A la fois récit et roman historique, écrit d’une plume vivante, il nous plonge non seulement au cœur des intrigues conduisant au renversement et à la mort de l’Incorruptible, mais aussi dans la mécanique infernale de la Terreur, alors à son paroxysme.
Jacques Ravenne parvient avec brio à reconstituer une séance hallucinante d’un procès conduit d’une main de maître par Fouquier-Tinville qui envoie à la mort un pauvre bougre décapité sans savoir pourquoi ; mais aussi une scène effroyable – ouvrant le livre – des cadavres des condamnés jetés dans la fosse commune ; et enfin une confrontation terrible entre Fouquier et la malheureuse Teresa Cabarrus, enfermée dans une geôle inhumaine.

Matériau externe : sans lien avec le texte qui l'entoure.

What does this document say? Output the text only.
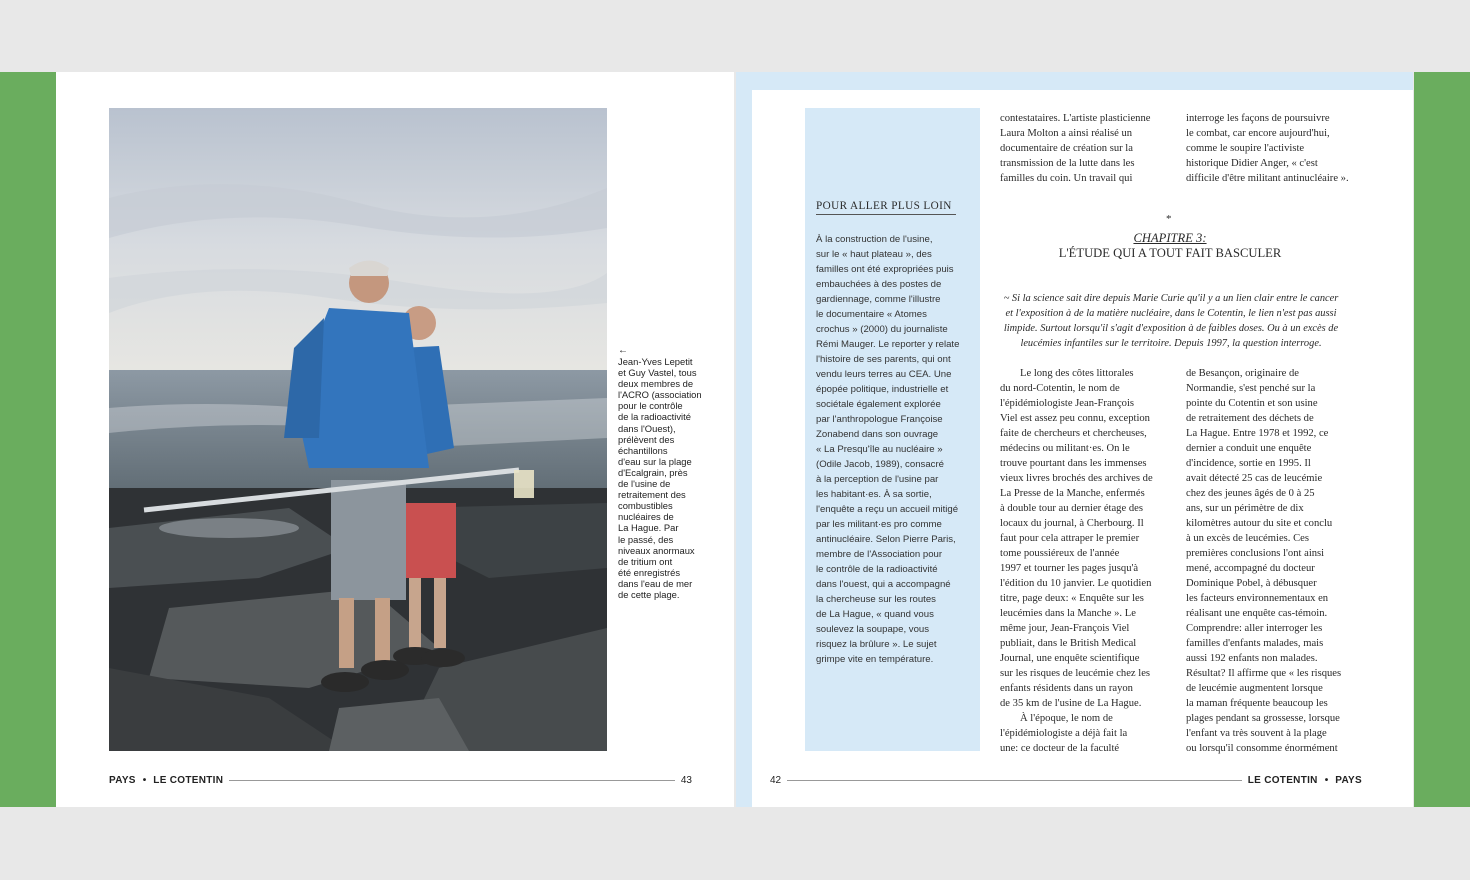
←
Jean-Yves Lepetit
et Guy Vastel, tous
deux membres de
l'ACRO (association
pour le contrôle
de la radioactivité
dans l'Ouest),
prélèvent des
échantillons
d'eau sur la plage
d'Ecalgrain, près
de l'usine de
retraitement des
combustibles
nucléaires de
La Hague. Par
le passé, des
niveaux anormaux
de tritium ont
été enregistrés
dans l'eau de mer
de cette plage.
PAYS • LE COTENTIN	43	42	LE COTENTIN • PAYS
POUR ALLER PLUS LOIN
À la construction de l'usine,
sur le « haut plateau », des
familles ont été expropriées puis
embauchées à des postes de
gardiennage, comme l'illustre
le documentaire « Atomes
crochus » (2000) du journaliste
Rémi Mauger. Le reporter y relate
l'histoire de ses parents, qui ont
vendu leurs terres au CEA. Une
épopée politique, industrielle et
sociétale également explorée
par l'anthropologue Françoise
Zonabend dans son ouvrage
« La Presqu'île au nucléaire »
(Odile Jacob, 1989), consacré
à la perception de l'usine par
les habitant·es. À sa sortie,
l'enquête a reçu un accueil mitigé
par les militant·es pro comme
antinucléaire. Selon Pierre Paris,
membre de l'Association pour
le contrôle de la radioactivité
dans l'ouest, qui a accompagné
la chercheuse sur les routes
de La Hague, « quand vous
soulevez la soupape, vous
risquez la brûlure ». Le sujet
grimpe vite en température.
contestataires. L'artiste plasticienne
Laura Molton a ainsi réalisé un
documentaire de création sur la
transmission de la lutte dans les
familles du coin. Un travail qui
interroge les façons de poursuivre
le combat, car encore aujourd'hui,
comme le soupire l'activiste
historique Didier Anger, « c'est
difficile d'être militant antinucléaire ».
*
CHAPITRE 3:
L'ÉTUDE QUI A TOUT FAIT BASCULER
~ Si la science sait dire depuis Marie Curie qu'il y a un lien clair entre le cancer
et l'exposition à de la matière nucléaire, dans le Cotentin, le lien n'est pas aussi
limpide. Surtout lorsqu'il s'agit d'exposition à de faibles doses. Ou à un excès de
leucémies infantiles sur le territoire. Depuis 1997, la question interroge.
Le long des côtes littorales
du nord-Cotentin, le nom de
l'épidémiologiste Jean-François
Viel est assez peu connu, exception
faite de chercheurs et chercheuses,
médecins ou militant·es. On le
trouve pourtant dans les immenses
vieux livres brochés des archives de
La Presse de la Manche, enfermés
à double tour au dernier étage des
locaux du journal, à Cherbourg. Il
faut pour cela attraper le premier
tome poussiéreux de l'année
1997 et tourner les pages jusqu'à
l'édition du 10 janvier. Le quotidien
titre, page deux: « Enquête sur les
leucémies dans la Manche ». Le
même jour, Jean-François Viel
publiait, dans le British Medical
Journal, une enquête scientifique
sur les risques de leucémie chez les
enfants résidents dans un rayon
de 35 km de l'usine de La Hague.
À l'époque, le nom de
l'épidémiologiste a déjà fait la
une: ce docteur de la faculté
de Besançon, originaire de
Normandie, s'est penché sur la
pointe du Cotentin et son usine
de retraitement des déchets de
La Hague. Entre 1978 et 1992, ce
dernier a conduit une enquête
d'incidence, sortie en 1995. Il
avait détecté 25 cas de leucémie
chez des jeunes âgés de 0 à 25
ans, sur un périmètre de dix
kilomètres autour du site et conclu
à un excès de leucémies. Ces
premières conclusions l'ont ainsi
mené, accompagné du docteur
Dominique Pobel, à débusquer
les facteurs environnementaux en
réalisant une enquête cas-témoin.
Comprendre: aller interroger les
familles d'enfants malades, mais
aussi 192 enfants non malades.
Résultat? Il affirme que « les risques
de leucémie augmentent lorsque
la maman fréquente beaucoup les
plages pendant sa grossesse, lorsque
l'enfant va très souvent à la plage
ou lorsqu'il consomme énormément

Bien plus, il nous fait pénétrer dans la conscience de ces hommes qui ont conduit la Révolution dans sa phase la plus sanglante : Robespierre, Saint-Just et leurs partisans, lancés dans une radicalisation épuratrice mais aussi les membres du Comité de salut public, aux mains couvertes de sang, et qui craignent soudain pour leur propre vie.
Tous ces individus qui ont fait la Terreur, ce temps que Jacques Ravenne résume d’une belle formule : « Si chacun vivait maintenant sous le règne de la fraternité, il n’y avait jamais eu autant de dénonciations et d’arrestations. »
Enfin, notons que le livre permet de réfléchir sur la place de Robespierre. En effet, cet homme finit par incarner la Révolution ou le Peuple, ou les deux, sans aller bien évidemment jusqu’aux extrémités des Etats totalitaires.
La haine pour le pouvoir exécutif, si prégnante dans la Révolution, ne l’aurait pas permis. Il n’empêche. Sa chute entraîne bel et bien celle du système qu’il mit en place et qu’il contrôla.
Un livre à lire donc et à faire lire.
frederic le moal
Jacques Ravenne, La chute. Les derniers jours de Robespierre, Perrin/Plon, janvier 2020, 277 p. — 19,90 €.